Purpose: This study investigated whether the mediopatellar plica (MPP) test developed by the authors could be used preoperatively to predict MPP pathology found at arthroscopy. Methods: Between January 1999 and August 2004, 65 patients (66 knees, group I) with anteromedial knee pain were examined using the MPP test before undergoing an arthroscopic procedure. In the control group, 101 patients (106 knees, group II) with lateral tibiofemoral joint line pain were examined by the MPP test.

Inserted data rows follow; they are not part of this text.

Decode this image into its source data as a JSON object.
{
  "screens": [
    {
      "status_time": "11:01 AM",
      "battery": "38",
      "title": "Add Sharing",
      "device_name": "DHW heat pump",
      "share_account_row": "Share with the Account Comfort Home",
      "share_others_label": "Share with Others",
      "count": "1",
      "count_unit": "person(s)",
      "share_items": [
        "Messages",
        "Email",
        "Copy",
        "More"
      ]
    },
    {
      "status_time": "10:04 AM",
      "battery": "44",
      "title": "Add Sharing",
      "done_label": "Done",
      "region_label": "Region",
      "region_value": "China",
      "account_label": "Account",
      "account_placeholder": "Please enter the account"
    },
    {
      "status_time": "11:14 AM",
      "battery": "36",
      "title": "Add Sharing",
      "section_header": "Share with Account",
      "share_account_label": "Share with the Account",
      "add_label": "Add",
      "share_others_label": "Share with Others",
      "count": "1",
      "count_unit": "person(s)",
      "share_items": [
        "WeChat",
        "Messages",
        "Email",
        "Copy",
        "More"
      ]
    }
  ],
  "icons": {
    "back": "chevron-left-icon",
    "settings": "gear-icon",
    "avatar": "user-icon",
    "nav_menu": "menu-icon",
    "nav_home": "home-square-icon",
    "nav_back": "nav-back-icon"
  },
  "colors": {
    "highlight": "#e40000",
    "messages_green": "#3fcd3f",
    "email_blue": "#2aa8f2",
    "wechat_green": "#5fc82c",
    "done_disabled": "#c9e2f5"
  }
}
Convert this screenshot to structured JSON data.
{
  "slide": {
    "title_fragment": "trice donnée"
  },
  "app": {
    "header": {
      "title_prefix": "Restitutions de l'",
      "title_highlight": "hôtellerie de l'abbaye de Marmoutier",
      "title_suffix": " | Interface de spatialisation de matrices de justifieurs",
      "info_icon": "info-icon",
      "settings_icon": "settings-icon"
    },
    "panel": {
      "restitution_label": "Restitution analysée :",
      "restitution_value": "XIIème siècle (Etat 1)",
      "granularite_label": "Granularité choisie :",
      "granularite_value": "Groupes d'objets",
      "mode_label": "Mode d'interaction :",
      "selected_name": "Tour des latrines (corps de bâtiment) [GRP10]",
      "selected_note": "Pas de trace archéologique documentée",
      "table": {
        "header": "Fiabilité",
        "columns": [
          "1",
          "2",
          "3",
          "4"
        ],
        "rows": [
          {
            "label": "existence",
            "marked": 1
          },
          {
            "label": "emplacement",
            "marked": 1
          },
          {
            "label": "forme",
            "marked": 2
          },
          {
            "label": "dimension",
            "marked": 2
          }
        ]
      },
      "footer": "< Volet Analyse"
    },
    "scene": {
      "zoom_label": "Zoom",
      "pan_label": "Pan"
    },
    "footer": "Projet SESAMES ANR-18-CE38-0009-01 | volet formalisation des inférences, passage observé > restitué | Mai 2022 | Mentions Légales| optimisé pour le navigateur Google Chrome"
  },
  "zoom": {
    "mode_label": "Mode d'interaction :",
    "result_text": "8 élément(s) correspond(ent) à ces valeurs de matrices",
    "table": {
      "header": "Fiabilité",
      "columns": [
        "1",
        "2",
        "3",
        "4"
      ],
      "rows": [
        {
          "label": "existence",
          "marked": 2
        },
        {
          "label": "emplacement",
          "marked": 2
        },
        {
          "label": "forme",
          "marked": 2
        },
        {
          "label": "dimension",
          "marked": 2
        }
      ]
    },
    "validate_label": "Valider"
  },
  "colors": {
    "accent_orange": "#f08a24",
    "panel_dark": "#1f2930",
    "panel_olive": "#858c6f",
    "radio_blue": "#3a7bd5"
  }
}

After arthroscopic excision of a thickened MPP, the visual analogue scale and the Lysholm scoring scale were recorded during follow-up. Results: Of the 172 knees evaluated, the sensitivity, specificity, and positive and negative predictive value for the MPP test were 89.5%, 88.7%, 78.7%, and 94.4%, respectively. The accuracy value was 89.0%. Thirteen knees (7.6%) were categorized as false positives, 7 knees had fat pad synovial fringe entrapments, 5 knees had localized synovitis, and 1 knee had a focal cartilage lesion on the medial femoral condyle. In 53 knees diagnosed with pathologic MPP entrapment in group I, the mean postoperative VAS was 1.3 (range, 0 to 4) and the mean postoperative Lysholm score was 91.4 (range, 74 to 100), while all knees showed a negative MPP test after the mean follow-up of 48.1 months (range, 24 to 96 months). Conclusions: The MPP test is reliable to predict the pathologic MPP entrapment, and arthroscopic excision of pathologic MPP shows satisfactory clinical results. Level of Evidence: Level III, diagnostic study of nonconsecutive patients without consistently applied gold standard.